I would also say that those who point to the number of coaches who had top people who dog it in Regionals, figuring they were safe to get into the Nationals on time, may be their own worst enemies. I would hope/assume that the NCAA will look at some of the travesties that were visited upon us and say "OK, no more wild cards, period." I wouldn't want to see that, but I'd certainly be in favor in a reduction in the number thereof.
I'm also stunned that there were apparently no "honest effort" DQs, that the NCAA has traditionally been so dogmatic about handing out. If ever there were a case...
Is it easy to find fault with how the whole thing played out? Absofrigginlutely! Imbalance in fields, too many people meeting Q-standards, etc., etc. But all things that are to be expected with a radical new concept that had a very short gestation period.
I think EVERYBODY will be pleasantly surprised with the number of scorers at the NCAA's who would not have been there with the old way. We have also kept the cream of the 'marks' crop, so you can't complain the most elite were not there. The only real complainers are those big programs coaches who would have had more athletes at nationals, as they sought the team crown. Oh well, the cream will still rise to the top.
The Western Regional was the best non-NCAA Champs collegiate meet I've ever seen.
If the others didn't go so well, perhaps it is because they didn't have the announcers and crowd that Stanford did. Everyone I know who attended enjoyed the meet greatly. I'm just bummed it won't be at Stanford next year.
Well, GH, I gotta say that the Stanford Invitational probably isn't an ideal meet to compare to, because the sprints generally suck eggs.
I usually go and get my restroom on during anything over two laps anyway (except the 4x4!), so "thrilling distance race" isn't really part of my vocabulary. If the sprints ain't fast and the relays ain't smokin', the meet gets a thumbs-down.
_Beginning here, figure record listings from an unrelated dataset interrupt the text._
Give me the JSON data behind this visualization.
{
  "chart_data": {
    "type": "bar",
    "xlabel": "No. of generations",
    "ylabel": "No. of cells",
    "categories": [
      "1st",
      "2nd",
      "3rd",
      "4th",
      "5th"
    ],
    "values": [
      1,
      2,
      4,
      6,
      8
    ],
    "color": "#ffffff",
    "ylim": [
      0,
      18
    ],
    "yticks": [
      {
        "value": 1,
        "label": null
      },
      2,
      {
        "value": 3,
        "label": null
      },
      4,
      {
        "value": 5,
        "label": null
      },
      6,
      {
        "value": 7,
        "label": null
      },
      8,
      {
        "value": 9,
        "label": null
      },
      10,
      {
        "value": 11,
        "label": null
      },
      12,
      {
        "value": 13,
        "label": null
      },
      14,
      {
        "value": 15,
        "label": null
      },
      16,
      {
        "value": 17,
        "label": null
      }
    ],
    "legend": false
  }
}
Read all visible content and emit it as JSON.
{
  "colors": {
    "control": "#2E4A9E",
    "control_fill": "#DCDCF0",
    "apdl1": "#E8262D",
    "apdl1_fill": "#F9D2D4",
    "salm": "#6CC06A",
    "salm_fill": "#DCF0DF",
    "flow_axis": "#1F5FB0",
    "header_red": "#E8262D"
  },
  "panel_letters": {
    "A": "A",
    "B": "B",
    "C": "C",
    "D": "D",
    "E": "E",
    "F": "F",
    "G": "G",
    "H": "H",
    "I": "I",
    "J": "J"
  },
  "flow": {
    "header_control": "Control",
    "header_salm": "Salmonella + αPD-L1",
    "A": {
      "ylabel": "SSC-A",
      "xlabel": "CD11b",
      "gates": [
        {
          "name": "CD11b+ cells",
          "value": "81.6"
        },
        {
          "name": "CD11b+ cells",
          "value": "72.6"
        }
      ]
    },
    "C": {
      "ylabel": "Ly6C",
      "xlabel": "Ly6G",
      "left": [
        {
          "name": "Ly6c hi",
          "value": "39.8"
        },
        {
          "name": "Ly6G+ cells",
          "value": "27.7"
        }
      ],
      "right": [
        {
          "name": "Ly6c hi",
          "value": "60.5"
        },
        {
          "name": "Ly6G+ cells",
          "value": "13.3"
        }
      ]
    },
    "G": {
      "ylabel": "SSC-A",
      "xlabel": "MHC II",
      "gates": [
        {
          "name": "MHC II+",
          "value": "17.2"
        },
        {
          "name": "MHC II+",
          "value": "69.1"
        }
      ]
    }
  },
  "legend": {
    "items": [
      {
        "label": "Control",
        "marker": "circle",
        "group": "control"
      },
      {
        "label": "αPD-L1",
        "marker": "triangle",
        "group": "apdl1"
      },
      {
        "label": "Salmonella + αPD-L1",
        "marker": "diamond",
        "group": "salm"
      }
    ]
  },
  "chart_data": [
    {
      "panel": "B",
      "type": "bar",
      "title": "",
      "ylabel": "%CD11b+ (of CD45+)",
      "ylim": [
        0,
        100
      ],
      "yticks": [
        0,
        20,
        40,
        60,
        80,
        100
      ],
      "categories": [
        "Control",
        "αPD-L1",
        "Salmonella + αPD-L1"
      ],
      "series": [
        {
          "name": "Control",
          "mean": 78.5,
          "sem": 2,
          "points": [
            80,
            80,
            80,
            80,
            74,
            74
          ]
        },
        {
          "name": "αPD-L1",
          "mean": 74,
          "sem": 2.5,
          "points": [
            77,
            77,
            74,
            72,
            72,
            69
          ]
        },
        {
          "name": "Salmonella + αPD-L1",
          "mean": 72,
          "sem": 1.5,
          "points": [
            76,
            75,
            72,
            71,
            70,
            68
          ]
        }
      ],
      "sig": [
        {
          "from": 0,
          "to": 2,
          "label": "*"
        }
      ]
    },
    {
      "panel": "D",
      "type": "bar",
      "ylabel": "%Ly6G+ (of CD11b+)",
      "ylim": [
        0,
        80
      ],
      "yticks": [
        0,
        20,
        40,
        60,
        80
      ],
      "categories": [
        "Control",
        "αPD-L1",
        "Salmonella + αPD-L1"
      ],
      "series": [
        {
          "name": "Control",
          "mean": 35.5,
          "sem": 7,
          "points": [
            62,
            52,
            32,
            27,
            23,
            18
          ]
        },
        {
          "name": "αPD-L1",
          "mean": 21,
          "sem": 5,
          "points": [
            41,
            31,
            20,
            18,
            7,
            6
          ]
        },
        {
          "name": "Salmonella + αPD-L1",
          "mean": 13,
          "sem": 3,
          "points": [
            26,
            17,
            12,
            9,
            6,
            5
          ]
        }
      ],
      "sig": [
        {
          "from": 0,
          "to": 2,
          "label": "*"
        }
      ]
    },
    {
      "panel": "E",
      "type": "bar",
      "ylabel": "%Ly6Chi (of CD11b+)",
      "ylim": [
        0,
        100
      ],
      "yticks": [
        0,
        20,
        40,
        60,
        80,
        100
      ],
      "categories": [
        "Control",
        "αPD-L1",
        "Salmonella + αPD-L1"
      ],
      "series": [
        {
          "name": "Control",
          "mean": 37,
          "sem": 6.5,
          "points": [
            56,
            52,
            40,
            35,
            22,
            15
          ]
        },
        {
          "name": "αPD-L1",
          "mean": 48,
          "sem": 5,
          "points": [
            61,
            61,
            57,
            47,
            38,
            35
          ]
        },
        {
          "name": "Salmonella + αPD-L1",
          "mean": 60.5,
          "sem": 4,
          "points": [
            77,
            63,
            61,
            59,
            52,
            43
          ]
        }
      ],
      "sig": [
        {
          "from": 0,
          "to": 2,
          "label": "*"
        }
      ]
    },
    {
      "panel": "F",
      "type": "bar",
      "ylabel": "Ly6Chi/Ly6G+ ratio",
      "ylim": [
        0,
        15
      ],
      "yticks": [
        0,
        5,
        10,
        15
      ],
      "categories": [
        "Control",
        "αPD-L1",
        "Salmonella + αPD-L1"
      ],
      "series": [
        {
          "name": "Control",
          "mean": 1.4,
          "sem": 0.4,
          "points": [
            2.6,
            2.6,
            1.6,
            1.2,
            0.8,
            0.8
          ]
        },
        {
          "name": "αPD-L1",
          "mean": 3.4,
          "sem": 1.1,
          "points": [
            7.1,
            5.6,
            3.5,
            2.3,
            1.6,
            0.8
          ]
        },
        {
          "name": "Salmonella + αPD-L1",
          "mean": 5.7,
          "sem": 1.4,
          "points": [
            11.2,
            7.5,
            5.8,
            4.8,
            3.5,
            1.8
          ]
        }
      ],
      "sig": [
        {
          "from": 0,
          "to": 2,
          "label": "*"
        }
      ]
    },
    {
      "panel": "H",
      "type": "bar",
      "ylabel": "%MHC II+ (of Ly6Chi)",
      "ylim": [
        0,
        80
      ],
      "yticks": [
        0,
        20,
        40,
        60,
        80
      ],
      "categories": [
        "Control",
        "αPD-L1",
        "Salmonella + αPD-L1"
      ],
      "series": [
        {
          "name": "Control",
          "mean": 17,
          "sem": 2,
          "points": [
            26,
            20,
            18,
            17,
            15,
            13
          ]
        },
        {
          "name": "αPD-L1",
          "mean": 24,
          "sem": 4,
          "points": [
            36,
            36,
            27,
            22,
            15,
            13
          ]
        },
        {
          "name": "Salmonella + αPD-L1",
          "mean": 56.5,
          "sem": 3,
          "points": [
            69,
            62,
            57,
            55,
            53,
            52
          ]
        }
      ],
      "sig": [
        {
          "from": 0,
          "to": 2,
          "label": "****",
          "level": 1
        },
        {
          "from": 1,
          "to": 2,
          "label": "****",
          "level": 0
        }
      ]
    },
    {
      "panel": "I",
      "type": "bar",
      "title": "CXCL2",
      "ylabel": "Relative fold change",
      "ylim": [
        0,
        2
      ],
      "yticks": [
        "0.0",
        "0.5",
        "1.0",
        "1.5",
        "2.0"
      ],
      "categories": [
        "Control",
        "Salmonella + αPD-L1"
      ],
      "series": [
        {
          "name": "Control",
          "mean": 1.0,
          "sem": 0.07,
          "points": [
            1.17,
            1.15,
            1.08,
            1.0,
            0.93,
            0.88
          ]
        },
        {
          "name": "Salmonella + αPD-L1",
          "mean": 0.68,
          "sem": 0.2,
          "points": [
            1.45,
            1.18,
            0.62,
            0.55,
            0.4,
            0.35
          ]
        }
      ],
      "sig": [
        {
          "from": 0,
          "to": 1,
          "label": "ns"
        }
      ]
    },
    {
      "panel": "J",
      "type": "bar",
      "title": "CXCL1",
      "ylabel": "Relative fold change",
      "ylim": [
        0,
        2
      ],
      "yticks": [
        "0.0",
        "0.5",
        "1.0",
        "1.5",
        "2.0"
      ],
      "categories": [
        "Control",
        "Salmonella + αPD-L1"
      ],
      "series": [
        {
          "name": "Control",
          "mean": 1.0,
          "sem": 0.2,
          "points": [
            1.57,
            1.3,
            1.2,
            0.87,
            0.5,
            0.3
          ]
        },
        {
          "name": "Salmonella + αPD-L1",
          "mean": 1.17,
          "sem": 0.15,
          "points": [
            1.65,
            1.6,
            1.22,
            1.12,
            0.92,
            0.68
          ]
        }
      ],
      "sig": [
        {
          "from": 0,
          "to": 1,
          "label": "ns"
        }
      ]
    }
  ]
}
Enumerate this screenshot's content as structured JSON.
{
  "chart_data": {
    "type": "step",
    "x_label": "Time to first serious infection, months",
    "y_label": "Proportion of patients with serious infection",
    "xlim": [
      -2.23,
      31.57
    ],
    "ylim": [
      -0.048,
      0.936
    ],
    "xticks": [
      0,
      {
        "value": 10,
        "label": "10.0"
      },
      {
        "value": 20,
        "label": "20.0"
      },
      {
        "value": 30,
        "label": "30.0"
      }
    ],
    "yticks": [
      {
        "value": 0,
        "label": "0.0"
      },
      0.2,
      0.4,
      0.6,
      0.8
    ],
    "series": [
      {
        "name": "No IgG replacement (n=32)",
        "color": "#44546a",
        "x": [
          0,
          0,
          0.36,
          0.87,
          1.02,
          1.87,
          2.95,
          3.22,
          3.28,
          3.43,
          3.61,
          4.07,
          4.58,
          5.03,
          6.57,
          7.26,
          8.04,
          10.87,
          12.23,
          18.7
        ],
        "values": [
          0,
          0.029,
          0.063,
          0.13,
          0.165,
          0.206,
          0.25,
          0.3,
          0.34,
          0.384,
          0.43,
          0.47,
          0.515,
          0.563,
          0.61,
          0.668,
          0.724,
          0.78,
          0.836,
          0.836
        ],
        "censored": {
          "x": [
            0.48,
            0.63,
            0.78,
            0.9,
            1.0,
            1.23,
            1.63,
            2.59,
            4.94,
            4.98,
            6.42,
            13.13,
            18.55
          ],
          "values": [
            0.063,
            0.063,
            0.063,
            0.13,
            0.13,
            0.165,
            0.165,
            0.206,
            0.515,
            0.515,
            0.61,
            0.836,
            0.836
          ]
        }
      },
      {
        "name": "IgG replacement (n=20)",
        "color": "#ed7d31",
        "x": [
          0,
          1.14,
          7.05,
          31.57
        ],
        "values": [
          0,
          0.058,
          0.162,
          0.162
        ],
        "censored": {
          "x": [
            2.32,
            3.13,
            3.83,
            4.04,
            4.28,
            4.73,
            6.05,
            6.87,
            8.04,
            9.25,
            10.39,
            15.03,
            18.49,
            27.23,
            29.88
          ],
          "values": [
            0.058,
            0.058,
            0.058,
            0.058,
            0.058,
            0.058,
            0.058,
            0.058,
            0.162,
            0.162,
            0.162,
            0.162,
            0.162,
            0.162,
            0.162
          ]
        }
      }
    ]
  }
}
That's much of the reason why the Texas Relays are so popular. People LOVE to see speed in this country, and that's the emphasis in Austin. Sure, the competition angle is a big part, but it's mostly about the times. No one goes home yapping about how great that 10.45-10.46 100 battle was.
You love Regionals and have pushed it since the idea first appeared. A lot of us out in the field hate the whole idea. It is a reflection of what we look for in the sport, and much like any heated debate, neither side is likely to change much.
>In this humble reporter's opinion, nothing
>happened over the weekend to quell my enthusiasm
>for the concept.
>would also say that those who point to the number
>of coaches who had top people who dog it in
>Regionals, figuring they were safe to get into
>the Nationals on time, may be their own worst
>enemies. I would hope/assume that the NCAA will
>look at some of the travesties that were visited
>upon us and say "OK, no more wild cards,
>period." I wouldn't want to see that, but I'd
>certainly be in favor in a reduction in the
Score the meet and make it count as a provision for advancing to Nationals.